Opening up relations with Cuba would not only lead to business opportunities but academic opportunities as well, Espy said.
Faculty from Alcorn State University also joined Espy on the June trip with the hopes of establishing a relationship between the Mississippi university and the Agricultural University of Havana.
“I was very impressed with the outcome of that meeting,” Espy said. “Mississippi has great expectations of what could happen with normalized trade in Cuba.”
Hayes Dent, of Yazoo City and an Engage Cuba board member, said he feels Mississippi farmers, specifically rice farmers, could largely benefit from free trade with Cuba.

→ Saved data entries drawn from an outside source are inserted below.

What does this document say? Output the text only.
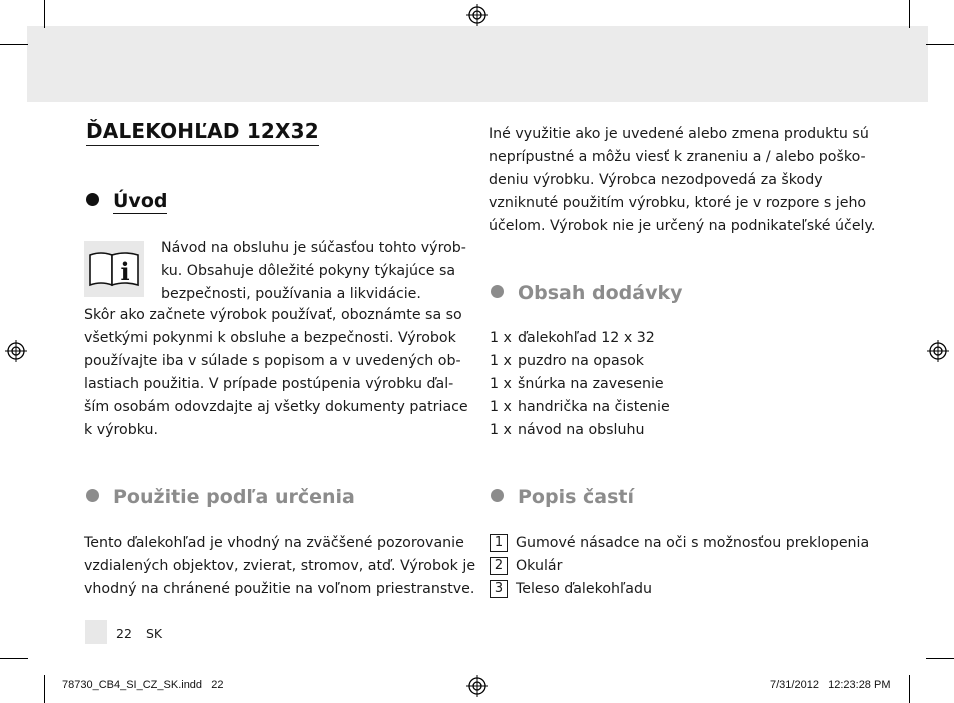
ĎALEKOHĽAD 12X32
Úvod
i
Návod na obsluhu je súčasťou tohto výrob-
ku. Obsahuje dôležité pokyny týkajúce sa
bezpečnosti, používania a likvidácie.
Skôr ako začnete výrobok používať, oboznámte sa so
všetkými pokynmi k obsluhe a bezpečnosti. Výrobok
používajte iba v súlade s popisom a v uvedených ob-
lastiach použitia. V prípade postúpenia výrobku ďal-
ším osobám odovzdajte aj všetky dokumenty patriace
k výrobku.
Použitie podľa určenia
Tento ďalekohľad je vhodný na zväčšené pozorovanie
vzdialených objektov, zvierat, stromov, atď. Výrobok je
vhodný na chránené použitie na voľnom priestranstve.
Iné využitie ako je uvedené alebo zmena produktu sú
neprípustné a môžu viesť k zraneniu a / alebo poško-
deniu výrobku. Výrobca nezodpovedá za škody
vzniknuté použitím výrobku, ktoré je v rozpore s jeho
účelom. Výrobok nie je určený na podnikateľské účely.
Obsah dodávky
1 x ďalekohľad 12 x 32
1 x puzdro na opasok
1 x šnúrka na zavesenie
1 x handrička na čistenie
1 x návod na obsluhu
Popis častí
1 Gumové násadce na oči s možnosťou preklopenia
2 Okulár
3 Teleso ďalekohľadu
22 SK
78730_CB4_SI_CZ_SK.indd   22	7/31/2012   12:23:28 PM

Dent noted that Vietnam is the current rice supplier to Cuba. Vietnam is located almost 10,000 miles from Cuba. The Mississippi Gulf Coast is just 650 miles from Havana.
“What is wrong with this picture?” Dent said. “If you want to be consistent and you want to help grow the Mississippi economy, then who in the world wouldn’t be for this?”
Regarding Trump’s tweet, Dent said he feels dialogue and engagement are the best way to break down barriers.
“If you want to look at the Cuban trade embargo for all these years, Fidel Castro died an old man of 90 years old. It certainly had no impact on him and his brother Raul’s control of this county,” he said. “Trump seems interested in tangible results. The best way to do that is to engage people, that’s what gets tangible results. Trade opens those kinds of doors. Do that through trade, travel and cultural exchanges.”
Not everyone on the Engage Cuba board is convinced, however. Board member John Winstead, who works with the Mississippi Department of Agriculture and Commerce, said he’s curious to see how the nuts and bolts of a trade agreement would work.
“There are some opportunities in Cuba but I’m not for supporting another country,” Winstead said. “They would like to have our products but nobody has come up with a way they’re going to pay. Who’s going to pay for the goods and services they’re going to get from us?”
On the Mississippi Gulf Coast, the option is opening for exporting to Cuba, according to Kimberly Anguillard, media and marketing manager at the Port of Gulfport.
“At this time, we do not have a trade route between the Port of Gulfport and Cuba but we are discussing possibilities within one of our current tenants to export goods from Mississippi,” Anguillard said. “We would hope that the port could play a major role in any trade ties with Cuba in the future, allowing us to promote change in the country while also helping Mississippi farmers and businesses.”
Dent said he’s confident trade is imminent between the U.S. and Cuba.
“This is going to happen,” he said. “It may be delayed again under a Trump presidency or maybe it won't be, but this is something that’s’ inevitably going to happen because it’s the right thing for America to do this.”